Under the new regulations regarding non-medical statements in the record, the Commissioner is no longer required to articulate “germane” reasons for discounting a lay witness's testimony. See Molina, 674 F.3d at 1114. Under the post-2017 regulations, the Commissioner is instead required to “consider” all evidence but no longer require an ALJ to articulate a finding on such evidence. 20 C.F.R. 404.1520c(d). Nonmedical sources include “[f]amily members, caregivers, friends, neighbors, employers, and clergy.” 20 C.F.R. § 404.1502(e)(4). To the extent the ALJ is required to “consider” these nonmedical sources, the court still reviews for legal error and substantial evidence, including whether the ALJ cherry-picked around the lay witness statements to construct a result. See Holohan v. Massanari, 246 F.3d 1195, 1205 (9th Cir. 2001) (an ALJ's “selective . . . reliance” on the record does not meet the substantial-evidence standard).
Here, the undersigned is satisfied that these statements were appropriately considered and the ALJ did not cherry-pick around the statements to construct a result. The ALJ noted what evidence was admitted into the record (AT 27), and this included plaintiff's father's statement. Further, the Appeals Council's notice stated plaintiff's three other third-party statements were incorporated into the record but that they had no effect on the outcome. (AT 2.) Beyond this, neither the ALJ nor the Appeals Council were required to articulate findings on these statements, and similar claims were rejected under plaintiff's testimony and the medical evidence and opinions. 20 C.F.R. 404.1520c(d); See Holohan, 246 F.3d at 1205.

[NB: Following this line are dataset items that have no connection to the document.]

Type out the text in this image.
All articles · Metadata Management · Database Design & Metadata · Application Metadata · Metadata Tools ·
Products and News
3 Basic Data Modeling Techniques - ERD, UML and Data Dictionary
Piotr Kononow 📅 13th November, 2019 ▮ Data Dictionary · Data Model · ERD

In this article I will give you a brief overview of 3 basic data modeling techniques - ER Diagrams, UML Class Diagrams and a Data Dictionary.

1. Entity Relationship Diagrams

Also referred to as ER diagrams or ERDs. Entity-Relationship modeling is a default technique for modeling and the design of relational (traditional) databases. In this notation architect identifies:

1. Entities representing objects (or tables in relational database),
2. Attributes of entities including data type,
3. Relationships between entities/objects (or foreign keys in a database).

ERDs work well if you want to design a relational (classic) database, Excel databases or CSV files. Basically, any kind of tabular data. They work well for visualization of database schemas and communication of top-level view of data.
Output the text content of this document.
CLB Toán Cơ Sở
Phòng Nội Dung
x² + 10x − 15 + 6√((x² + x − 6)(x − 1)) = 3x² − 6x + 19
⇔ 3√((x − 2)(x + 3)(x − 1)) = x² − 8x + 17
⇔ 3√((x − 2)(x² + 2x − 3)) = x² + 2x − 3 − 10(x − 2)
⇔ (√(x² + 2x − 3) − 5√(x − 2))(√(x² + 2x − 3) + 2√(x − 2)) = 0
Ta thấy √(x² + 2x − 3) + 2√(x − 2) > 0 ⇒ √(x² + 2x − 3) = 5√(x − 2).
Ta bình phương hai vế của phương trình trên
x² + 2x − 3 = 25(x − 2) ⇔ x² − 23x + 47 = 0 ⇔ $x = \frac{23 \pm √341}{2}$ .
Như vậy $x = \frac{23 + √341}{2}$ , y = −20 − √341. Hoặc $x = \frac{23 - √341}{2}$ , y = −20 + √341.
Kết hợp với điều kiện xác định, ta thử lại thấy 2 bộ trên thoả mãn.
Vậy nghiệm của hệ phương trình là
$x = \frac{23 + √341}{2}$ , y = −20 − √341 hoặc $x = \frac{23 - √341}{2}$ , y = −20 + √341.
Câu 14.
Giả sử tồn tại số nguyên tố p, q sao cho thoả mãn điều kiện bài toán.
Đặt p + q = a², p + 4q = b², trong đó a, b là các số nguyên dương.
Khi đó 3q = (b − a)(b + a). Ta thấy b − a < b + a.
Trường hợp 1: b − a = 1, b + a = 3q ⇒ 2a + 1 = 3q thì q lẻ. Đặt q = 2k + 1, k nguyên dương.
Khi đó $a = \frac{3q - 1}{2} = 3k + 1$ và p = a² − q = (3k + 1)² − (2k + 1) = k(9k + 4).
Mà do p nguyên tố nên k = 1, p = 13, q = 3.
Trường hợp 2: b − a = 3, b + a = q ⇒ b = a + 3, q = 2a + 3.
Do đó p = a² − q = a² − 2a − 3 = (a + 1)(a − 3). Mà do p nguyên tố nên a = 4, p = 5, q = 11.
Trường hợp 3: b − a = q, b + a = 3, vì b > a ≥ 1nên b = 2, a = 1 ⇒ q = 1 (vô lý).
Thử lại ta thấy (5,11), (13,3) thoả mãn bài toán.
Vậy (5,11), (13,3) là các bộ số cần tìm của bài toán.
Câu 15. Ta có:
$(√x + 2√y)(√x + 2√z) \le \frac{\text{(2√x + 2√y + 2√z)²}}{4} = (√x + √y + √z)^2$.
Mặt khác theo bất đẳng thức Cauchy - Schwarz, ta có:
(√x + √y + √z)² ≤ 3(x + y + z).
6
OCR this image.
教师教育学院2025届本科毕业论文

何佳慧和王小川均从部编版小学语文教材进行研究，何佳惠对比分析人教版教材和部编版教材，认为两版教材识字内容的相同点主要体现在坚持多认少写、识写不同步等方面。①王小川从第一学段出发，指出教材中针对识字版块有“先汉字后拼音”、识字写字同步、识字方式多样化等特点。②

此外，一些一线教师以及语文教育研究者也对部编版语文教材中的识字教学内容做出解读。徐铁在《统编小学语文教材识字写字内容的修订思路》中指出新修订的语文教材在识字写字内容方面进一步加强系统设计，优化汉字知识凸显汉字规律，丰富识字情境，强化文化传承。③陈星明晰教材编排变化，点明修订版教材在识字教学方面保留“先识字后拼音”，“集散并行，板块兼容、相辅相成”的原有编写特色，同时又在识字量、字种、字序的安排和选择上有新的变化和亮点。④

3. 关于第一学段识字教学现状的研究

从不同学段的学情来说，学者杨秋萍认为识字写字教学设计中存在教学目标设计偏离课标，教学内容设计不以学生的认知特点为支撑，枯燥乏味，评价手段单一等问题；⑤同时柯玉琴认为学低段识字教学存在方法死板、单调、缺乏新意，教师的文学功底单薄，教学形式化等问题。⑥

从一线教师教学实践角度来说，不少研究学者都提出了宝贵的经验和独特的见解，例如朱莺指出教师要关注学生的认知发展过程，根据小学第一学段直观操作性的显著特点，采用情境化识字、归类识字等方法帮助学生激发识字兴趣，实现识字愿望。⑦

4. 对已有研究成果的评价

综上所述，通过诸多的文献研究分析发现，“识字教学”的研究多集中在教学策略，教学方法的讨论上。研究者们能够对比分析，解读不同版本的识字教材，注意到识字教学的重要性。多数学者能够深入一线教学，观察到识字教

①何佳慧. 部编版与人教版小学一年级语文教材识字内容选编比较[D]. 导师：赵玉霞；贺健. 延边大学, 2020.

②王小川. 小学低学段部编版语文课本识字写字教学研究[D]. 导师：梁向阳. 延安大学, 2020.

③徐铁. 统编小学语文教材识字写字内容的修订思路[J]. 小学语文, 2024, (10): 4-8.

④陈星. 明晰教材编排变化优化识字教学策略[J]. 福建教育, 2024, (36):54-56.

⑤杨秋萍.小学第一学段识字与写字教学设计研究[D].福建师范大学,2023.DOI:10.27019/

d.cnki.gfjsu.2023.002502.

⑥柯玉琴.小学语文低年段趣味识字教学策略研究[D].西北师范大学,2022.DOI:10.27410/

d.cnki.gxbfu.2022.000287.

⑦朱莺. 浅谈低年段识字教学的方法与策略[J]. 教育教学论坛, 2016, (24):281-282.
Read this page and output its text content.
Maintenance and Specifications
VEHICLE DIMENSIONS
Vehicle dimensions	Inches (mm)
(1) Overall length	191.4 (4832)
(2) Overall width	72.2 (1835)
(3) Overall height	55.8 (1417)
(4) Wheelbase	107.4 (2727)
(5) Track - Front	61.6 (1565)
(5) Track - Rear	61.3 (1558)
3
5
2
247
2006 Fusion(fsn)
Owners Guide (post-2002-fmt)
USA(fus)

There is some ambiguity as to whether the Appeals Council incorporated this evidence into the record and rejected it, or whether the Council “did not exhibit” this evidence. (See AT 2.) It appears the Council did in fact consider these statements, as the Council's letter makes a finding that this evidence did not show a reasonable probability that the outcome would have been different. Thus, the undersigned interprets this as a statement the evidence submitted after the ALJ's decision was released were in fact considered and placed into the record. See, e.g., McLaughlin v. Saul, 2019 WL 3202806, at *5 (E.D. Cal. July 16, 2019) (finding AC's statement that the evidence was not considered, then finding it would not have changed the outcome, to be ambiguous, and so court would consider the evidence part of the record); Deliny S. v. Berryhill, 2019 WL 1259410, at *1 (C.D. Cal. Mar. 19, 2019) (same); Mayeda-Williams v. Comm'r, 2019 WL 157918, at *5 (D. Alaska Jan. 10, 2019) (same, but with the AC statement that it did not “consider or exhibit” the evidence).
V. CONCLUSION
Accordingly, IT IS HEREBY ORDERED that:
1. Plaintiff's motion for summary judgment (ECF No. 17) is DENIED;
2. The Commissioner's cross-motion (ECF No. 20) is GRANTED;
3. The final decision of the Commissioner is AFFIRMED; and
4. The Clerk of Court is directed to CLOSE this case.